Canton steel and bearing manufacturer Timken Co. on Thursday lowered its earnings outlook for 2012 as part of a quarterly financial report.


The revised forecast led to a 16.3 percent drop in shares as the stock closed down $6.88 to $35.21.


Timken President and Chief Executive James W. Griffith said in a prepared statement that in the second quarter, “it became clear that the weakening global economy was reducing demand for our products and services.”


“We adjusted our business to the economic realities and are confident Timken is positioned to perform well through the economic cycle,” he added.


Timken reported income of $183.6 million in the second quarter, up 51 percent from the $121.5 million in the second quarter of 2011. Sales were $1.3 billion in the second quarter, a 1 percent increase over the corresponding period a year ago. On a per-share basis, income for this year’s second quarter was $1.86, compared with $1.22 a year ago.

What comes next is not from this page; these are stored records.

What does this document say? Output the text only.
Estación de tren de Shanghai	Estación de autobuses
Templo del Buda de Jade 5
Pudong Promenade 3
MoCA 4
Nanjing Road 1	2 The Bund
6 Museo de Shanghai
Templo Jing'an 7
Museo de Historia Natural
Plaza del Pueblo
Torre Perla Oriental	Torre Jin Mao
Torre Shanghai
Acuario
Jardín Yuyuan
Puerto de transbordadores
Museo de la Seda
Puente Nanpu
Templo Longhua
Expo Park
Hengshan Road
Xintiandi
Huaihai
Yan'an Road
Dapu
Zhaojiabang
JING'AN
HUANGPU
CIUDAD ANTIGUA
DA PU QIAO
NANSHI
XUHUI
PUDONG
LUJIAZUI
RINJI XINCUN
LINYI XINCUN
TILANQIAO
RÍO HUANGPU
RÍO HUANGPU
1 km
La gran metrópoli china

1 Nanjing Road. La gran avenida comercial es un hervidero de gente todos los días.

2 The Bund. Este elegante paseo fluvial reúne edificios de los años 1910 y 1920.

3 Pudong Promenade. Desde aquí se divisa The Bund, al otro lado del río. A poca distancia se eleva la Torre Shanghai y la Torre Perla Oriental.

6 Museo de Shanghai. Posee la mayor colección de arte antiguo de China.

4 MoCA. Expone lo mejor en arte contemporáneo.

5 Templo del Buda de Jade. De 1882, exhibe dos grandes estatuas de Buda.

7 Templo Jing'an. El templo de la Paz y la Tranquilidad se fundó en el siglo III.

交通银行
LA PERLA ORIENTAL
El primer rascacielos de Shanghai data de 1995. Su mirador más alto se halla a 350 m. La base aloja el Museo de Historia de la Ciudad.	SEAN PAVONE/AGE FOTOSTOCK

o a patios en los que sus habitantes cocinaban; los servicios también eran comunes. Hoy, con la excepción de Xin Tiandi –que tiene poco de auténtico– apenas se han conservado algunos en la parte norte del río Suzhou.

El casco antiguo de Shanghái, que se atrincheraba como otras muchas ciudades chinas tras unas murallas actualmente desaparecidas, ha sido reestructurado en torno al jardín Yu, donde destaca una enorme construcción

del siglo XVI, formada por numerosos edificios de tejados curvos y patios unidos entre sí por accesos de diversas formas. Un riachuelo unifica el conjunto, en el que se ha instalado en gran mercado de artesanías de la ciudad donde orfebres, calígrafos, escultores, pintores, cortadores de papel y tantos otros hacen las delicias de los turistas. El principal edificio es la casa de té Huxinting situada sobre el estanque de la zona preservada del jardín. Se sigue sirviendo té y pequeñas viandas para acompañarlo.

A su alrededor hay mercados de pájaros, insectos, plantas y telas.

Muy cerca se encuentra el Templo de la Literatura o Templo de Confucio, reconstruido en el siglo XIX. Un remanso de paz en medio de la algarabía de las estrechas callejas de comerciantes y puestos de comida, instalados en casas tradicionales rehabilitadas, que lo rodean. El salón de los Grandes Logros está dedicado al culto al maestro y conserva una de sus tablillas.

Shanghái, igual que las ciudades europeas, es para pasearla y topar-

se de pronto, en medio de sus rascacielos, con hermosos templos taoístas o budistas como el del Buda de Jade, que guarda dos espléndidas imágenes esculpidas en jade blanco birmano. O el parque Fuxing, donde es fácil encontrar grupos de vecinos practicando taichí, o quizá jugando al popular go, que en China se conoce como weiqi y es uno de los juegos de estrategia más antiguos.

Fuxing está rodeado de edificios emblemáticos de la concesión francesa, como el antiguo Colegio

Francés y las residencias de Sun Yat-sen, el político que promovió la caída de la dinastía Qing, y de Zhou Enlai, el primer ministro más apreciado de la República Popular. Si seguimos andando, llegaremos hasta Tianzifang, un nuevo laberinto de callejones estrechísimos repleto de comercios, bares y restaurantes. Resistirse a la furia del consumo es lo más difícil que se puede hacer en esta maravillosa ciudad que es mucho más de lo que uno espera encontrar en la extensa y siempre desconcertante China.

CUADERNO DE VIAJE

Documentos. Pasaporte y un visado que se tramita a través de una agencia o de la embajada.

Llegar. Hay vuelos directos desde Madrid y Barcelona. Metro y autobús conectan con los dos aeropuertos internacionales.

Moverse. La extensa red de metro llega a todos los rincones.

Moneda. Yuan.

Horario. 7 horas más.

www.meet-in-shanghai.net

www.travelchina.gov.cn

The company issued a revised per-share earnings outlook for the year of $5 to $5.30. That’s down from the company’s projection of $6.10 to $6.40 per share in April, when Timken reported its best quarter ever. The company said two significant items were included in the quarter’s results: income of $69 million in what was called Continued Dumping and Subsidy Offset Act receipts and $17.7 million in charges related to the closing of a bearing production plant in St. Thomas, Ontario, Canada.


Locally, the company broke ground in April on a $225 million expansion of the Faircrest mill, south of Canton, that will take about two years to complete. The mill makes specialty alloy steel bars.